Low Preservation of Rank Order between mRNA and Protein Levels across All Individuals
We first compared the correlations between mRNA expression levels within individuals measured by three expression platforms: Affymetrix exon arrays,25 Illumina expression arrays,24 and RNA-sequencing (RNA-seq).26 We observed a strong correlation between these independent measures of transcript abundance for all genes (Figure 2A; RNA-seq versus Illumina expression array, median ρ = 0.67; RNA-seq versus Affymetrix exon array, median ρ = 0.82; Illumina expression array versus Affymetrix exon array, median ρ = 0.62). These observations support previous reports that have demonstrated similarly highly correlated mRNA expression measurements between RNA-seq and expression array technologies when measuring mRNA expression from a single individual (ρ = 0.60–0.77).
However, for expression QTL analysis, the more relevant comparison is how well expression levels correlate for each gene measured across individuals. We examined the preservation of rank order between 173 overlapping gene-level protein and mRNA measurements across the 52 individuals that were examined in each study (Figure 2). Notably, the correlation of interindividual mRNA expression measurements was low across mRNA expression platforms and laboratories (median ρ = 0.09–0.17), consistent with results from a previous eQTL analysis on this cohort using all genes (median ρ = 0.12).26 The correlation between mRNA levels was significantly higher between microarray platforms (median ρ = 0.17) than between microarrays and RNA-seq (median ρ = 0.10, p = 2.80 × 10−4, Wilcoxon rank sum test), indicating that either biological or platform variance contributed substantial variability to previous mRNA expression studies. Similarly to previous observations in yeast and mice,10,11,15 little correlation was observed between transcript and protein levels within genes, across individuals (exon array median ρ = 0.03, expression array median ρ = 0.01, RNA-seq median ρ = 0.02) (Figure 2B). Although global mRNA and protein levels were not strongly correlated across individuals, they were enriched to be correlated with 12% of genes displaying significant preservation of interindividual rank order between mRNA and protein levels, even in the presence of biological variation associated with the propagation of cells across different laboratories.

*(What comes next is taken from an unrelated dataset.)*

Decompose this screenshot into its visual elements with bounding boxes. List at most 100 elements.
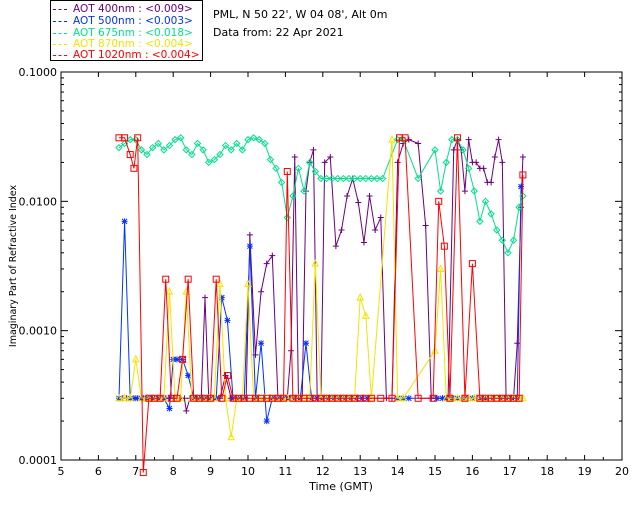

Several cellular characteristics including intrinsic growth rate, ATP levels, and EBV copy number have previously been shown to associate with gene expression levels and cellular phenotypes measured in LCLs.37,41,42 mRNA expression data sets have previously been adjusted for these cellular covariates to increase the ability to observe relationships between genotypes and mRNA expression levels.8,26,37 We surmised that these cellular variables might also be related to protein levels. We therefore tested for association between interindividual variation in these variables and with protein levels. We identified 197 protein variants that were nominally associated with at least one of six variables (Table S7). At an FDR of 5%, we found that 36 proteins were associated with intrinsic growth rate,35 28 proteins were associated with baseline ATP levels, and 21 proteins were associated with EBV copy number. Levels of phospho-S6 ribosomal protein (RPS6) and structural maintenance of chromosomes protein (SMC1A) were negatively correlated with cell growth (R = −0.33, p = 1.86 × 10−6 and R = −0.19, p = 2.62 × 10−4, respectively). Notably, we found that β-actin and α-tubulin protein levels were positively correlated with intrinsic growth rate (R = 0.12, p = 1.36 × 10−5 and R = 0.02, p = 0.04, respectively), suggesting that their use in total protein load normalization as housekeeping proteins, rather than the median sample load normalization we performed, would have resulted in an erroneous adjustment for intrinsic growth rate differences between cell lines.
Nominally associating with 21% of protein-level and 25% of RNA-seq-derived mRNA-level measurements, intrinsic growth rate was correlated with the highest number of mRNA and protein levels (Table S8). Indeed, of the 18 significant surrogate variables (SV) identified in the protein data set, the first SV was significantly associated with intrinsic growth rate (p = 0.03) and EBV copy number (p = 0.05), and the third SV was associated with intrinsic growth rate (p = 7.0 × 10−4), underscoring the high degree of association between global protein levels, intrinsic growth rate, and EBV copy number in LCLs.